It's Election Day in Iowa, and it has been for weeks.
Recent polling in the state shows Republican Mitt Romney quickly closing the gap in the presidential race, but that may be less and less important with every day that passes. Political watchers say President Obama has been successful this year at getting his supporters to take advantage of Iowa's early voting system and that likely has given him a head start at a time when he still leads in the polls.
Pollster Ann Selzer, who runs the respected Des Moines Register survey, said there are signs that Iowans who have already cast a ballot are leaning heavily toward Obama.
"Two-to-one, people who say they have already voted are Barack Obama supporters," Selzer told TPM. "The majority of people who plan to vote early are Barack Obama supporters. The majority of people who plan to vote on election day, Romney supporters. I think that's what's gets tricky — you have to have a huge margin on election day to offset the Democrats."
Early voting in Iowa began on Sept. 27, and already nearly 520,000 people requested early ballots, according to elections officials. Of those, some 347,000 had filled out and returned them as of Oct. 22.

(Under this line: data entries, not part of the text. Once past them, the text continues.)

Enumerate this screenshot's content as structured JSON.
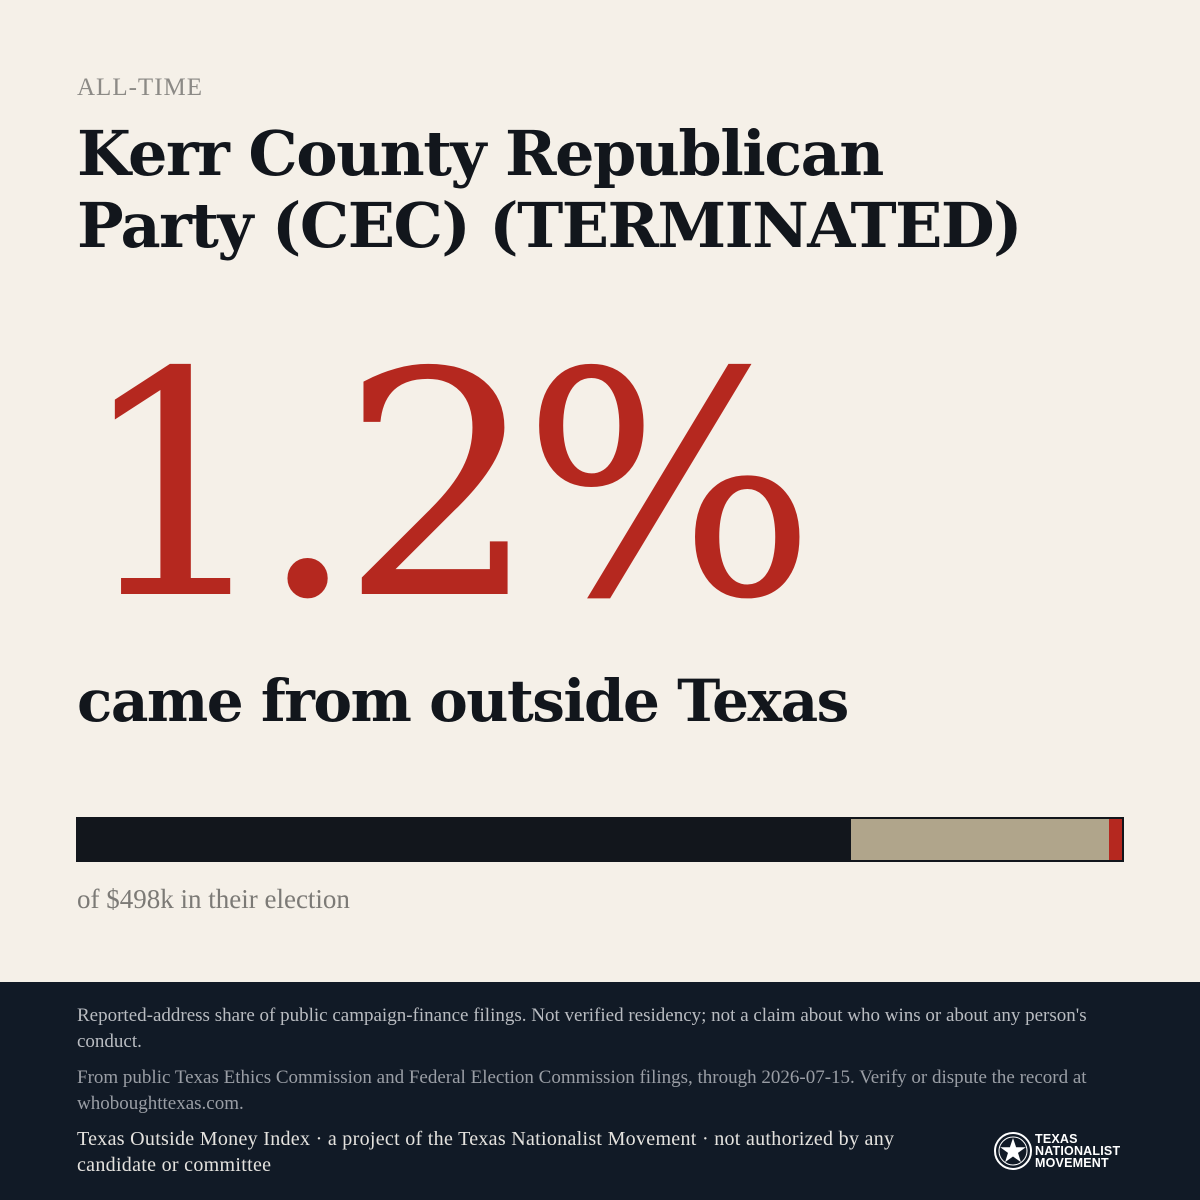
{
  "kicker": "ALL-TIME",
  "title": "Kerr County Republican Party (CEC) (TERMINATED)",
  "stat": {
    "value": "1.2%",
    "caption": "came from outside Texas"
  },
  "bar": {
    "segments": [
      {
        "name": "texas",
        "fraction": 0.74,
        "color": "#12161c"
      },
      {
        "name": "unknown",
        "fraction": 0.248,
        "color": "#b0a58b"
      },
      {
        "name": "outside-texas",
        "fraction": 0.012,
        "color": "#b5281f"
      }
    ],
    "caption": "of $498k in their election"
  },
  "footer": {
    "disclaimer": "Reported-address share of public campaign-finance filings. Not verified residency; not a claim about who wins or about any person's conduct.",
    "source": "From public Texas Ethics Commission and Federal Election Commission filings, through 2026-07-15. Verify or dispute the record at whoboughttexas.com.",
    "credit": "Texas Outside Money Index · a project of the Texas Nationalist Movement · not authorized by any candidate or committee",
    "logo": {
      "line1": "TEXAS",
      "line2": "NATIONALIST",
      "line3": "MOVEMENT",
      "icon": "star-seal-icon"
    }
  }
}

In 2008, a little more than 1.5 million people voted in Iowa and the state's six electoral votes went to Obama by a solid 9.5 points. Few expect that sort of margin this time around, and polling throughout the summer suggested the state might be one of Romney's best pick-up opportunities.
"I think that [Romney's] early showing has a lot to do with there being a Republican caucus and nothing happening on the Democratic side," Selzer said. "You had a lot of Republican messages in this state, a lot of 'Fire Barack Obama' messages. ... So that had a lasting impact."

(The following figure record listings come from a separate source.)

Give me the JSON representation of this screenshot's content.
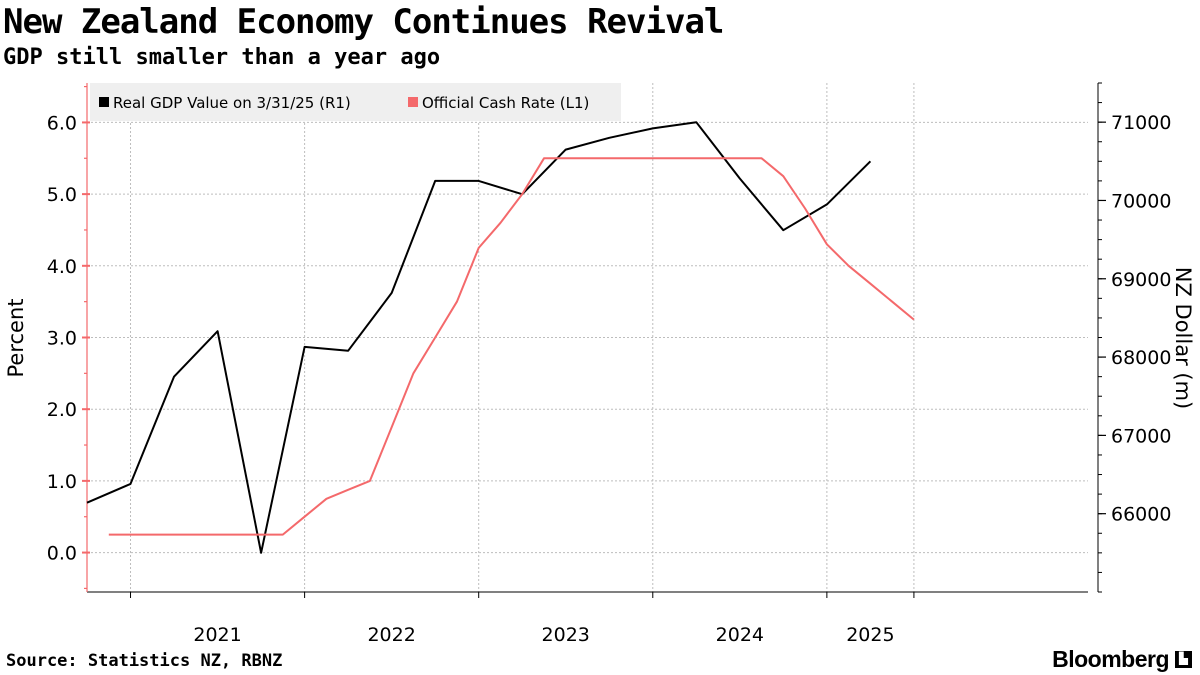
{
  "title": "New Zealand Economy Continues Revival",
  "subtitle": "GDP still smaller than a year ago",
  "source": "Source: Statistics NZ, RBNZ",
  "brand": {
    "name": "Bloomberg",
    "icon": "terminal-icon",
    "icon_glyph": "▙"
  },
  "colors": {
    "gdp": "#000000",
    "ocr": "#f4696b",
    "grid": "#bdbdbd",
    "legend_bg": "#efefef"
  },
  "chart_data": {
    "type": "line",
    "title": "New Zealand Economy Continues Revival",
    "subtitle": "GDP still smaller than a year ago",
    "x_range": [
      2020.25,
      2026.0
    ],
    "x_tick_positions": [
      2020.5,
      2021.5,
      2022.5,
      2023.5,
      2024.5,
      2025.0
    ],
    "x_labels": [
      {
        "label": "2021",
        "at": 2021.0
      },
      {
        "label": "2022",
        "at": 2022.0
      },
      {
        "label": "2023",
        "at": 2023.0
      },
      {
        "label": "2024",
        "at": 2024.0
      },
      {
        "label": "2025",
        "at": 2024.75
      }
    ],
    "left_axis": {
      "label": "Percent",
      "range": [
        -0.55,
        6.55
      ],
      "ticks": [
        0.0,
        1.0,
        2.0,
        3.0,
        4.0,
        5.0,
        6.0
      ],
      "tick_labels": [
        "0.0",
        "1.0",
        "2.0",
        "3.0",
        "4.0",
        "5.0",
        "6.0"
      ]
    },
    "right_axis": {
      "label": "NZ Dollar (m)",
      "range": [
        65000,
        71500
      ],
      "ticks": [
        66000,
        67000,
        68000,
        69000,
        70000,
        71000
      ],
      "tick_labels": [
        "66000",
        "67000",
        "68000",
        "69000",
        "70000",
        "71000"
      ]
    },
    "legend": {
      "placement": "top-left"
    },
    "series": [
      {
        "name": "Real GDP Value on 3/31/25 (R1)",
        "axis": "right",
        "x": [
          2020.25,
          2020.5,
          2020.75,
          2021.0,
          2021.25,
          2021.5,
          2021.75,
          2022.0,
          2022.25,
          2022.5,
          2022.75,
          2023.0,
          2023.25,
          2023.5,
          2023.75,
          2024.0,
          2024.25,
          2024.5,
          2024.75
        ],
        "values": [
          66140,
          66380,
          67750,
          68330,
          65500,
          68130,
          68080,
          68820,
          70250,
          70250,
          70080,
          70650,
          70800,
          70920,
          71000,
          70280,
          69620,
          69950,
          70500
        ]
      },
      {
        "name": "Official Cash Rate (L1)",
        "axis": "left",
        "x": [
          2020.375,
          2020.625,
          2020.875,
          2021.125,
          2021.375,
          2021.5,
          2021.625,
          2021.75,
          2021.875,
          2022.0,
          2022.125,
          2022.25,
          2022.375,
          2022.5,
          2022.625,
          2022.75,
          2022.875,
          2023.0,
          2023.25,
          2023.5,
          2023.75,
          2024.0,
          2024.125,
          2024.25,
          2024.375,
          2024.5,
          2024.625,
          2024.75,
          2024.875,
          2025.0
        ],
        "values": [
          0.25,
          0.25,
          0.25,
          0.25,
          0.25,
          0.5,
          0.75,
          0.875,
          1.0,
          1.75,
          2.5,
          3.0,
          3.5,
          4.25,
          4.6,
          5.0,
          5.5,
          5.5,
          5.5,
          5.5,
          5.5,
          5.5,
          5.5,
          5.25,
          4.8,
          4.3,
          4.0,
          3.75,
          3.5,
          3.25
        ]
      }
    ]
  }
}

As the summer faded, Obama started to tick up in the state in September and October, even though current polling has been mixed.
"The reason Obama became stronger is two things — first of all there are economic signals that things are getting better, and that became a little hard to ignore ... and I think Obama has in place a stronger ground game, and that is starting to pick up," Selzer said. "So all of the people that he had in place from four years ago, a lot of that infrastructure is still there. Romney sat out Iowa, really, and has chosen to have less presence in terms of a ground game ... and in Iowa, with so much early voting, that ground game is really critical."
And that could make all the difference in the state. Polls of late have been more cloudy -- President Obama held a solid 8-point lead in a NBC News/Marist College poll released Thursday, but Romney was up 49 percent to Obama's 48 percent in a survey from Democratic-leaning Public Policy Polling the day after. But among early voters — a solid 34 percent of the NBC/Marist sample and 31 percent those polled by PPP — two-thirds had already cast their ballots for the president, with a third going for Romney.
Overall, the PollTracker Average of Iowa shows Obama with a small lead.
"When likely voters intend to cast their ballot tells us a lot about what is happening in Iowa," Lee M. Miringoff, director of The Marist College Institute for Public Opinion, said in a statement, citing the Obama advantage among early voters. "In contrast, Romney leads by double digits with those who will vote on Election Day."
That means a key for the Obama campaign will be to overwhelm the Republican ticket before Nov. 6 so that Election Day becomes somewhat a foregone conclusion.
Selzer pointed the youth vote. During the last month, President Obama, Vice President Biden and First Lady Michelle Obama have all campaigned on college campuses with an early voting station set up nearby. That allows the campaign to point supporters directly to the place where they can drop off their ballots before the buzz of the rally wears off.
Selzer said that kind of push could send early voter turnout to huge levels this year. Thirty-two percent of Iowa voters cast their ballots early in 2008 and 35 percent did in 2010. The question this year is whether it will approach 50 percent.
"If it's half, that will be jaw-dropping," Selzer said. "But it feels within the realm of possibility."
Ed. note: The post has been updated to reflect that the NBC/Marist and PPP polls showed two-thirds of early voters, not likely voters, had already cast their ballots for Obama.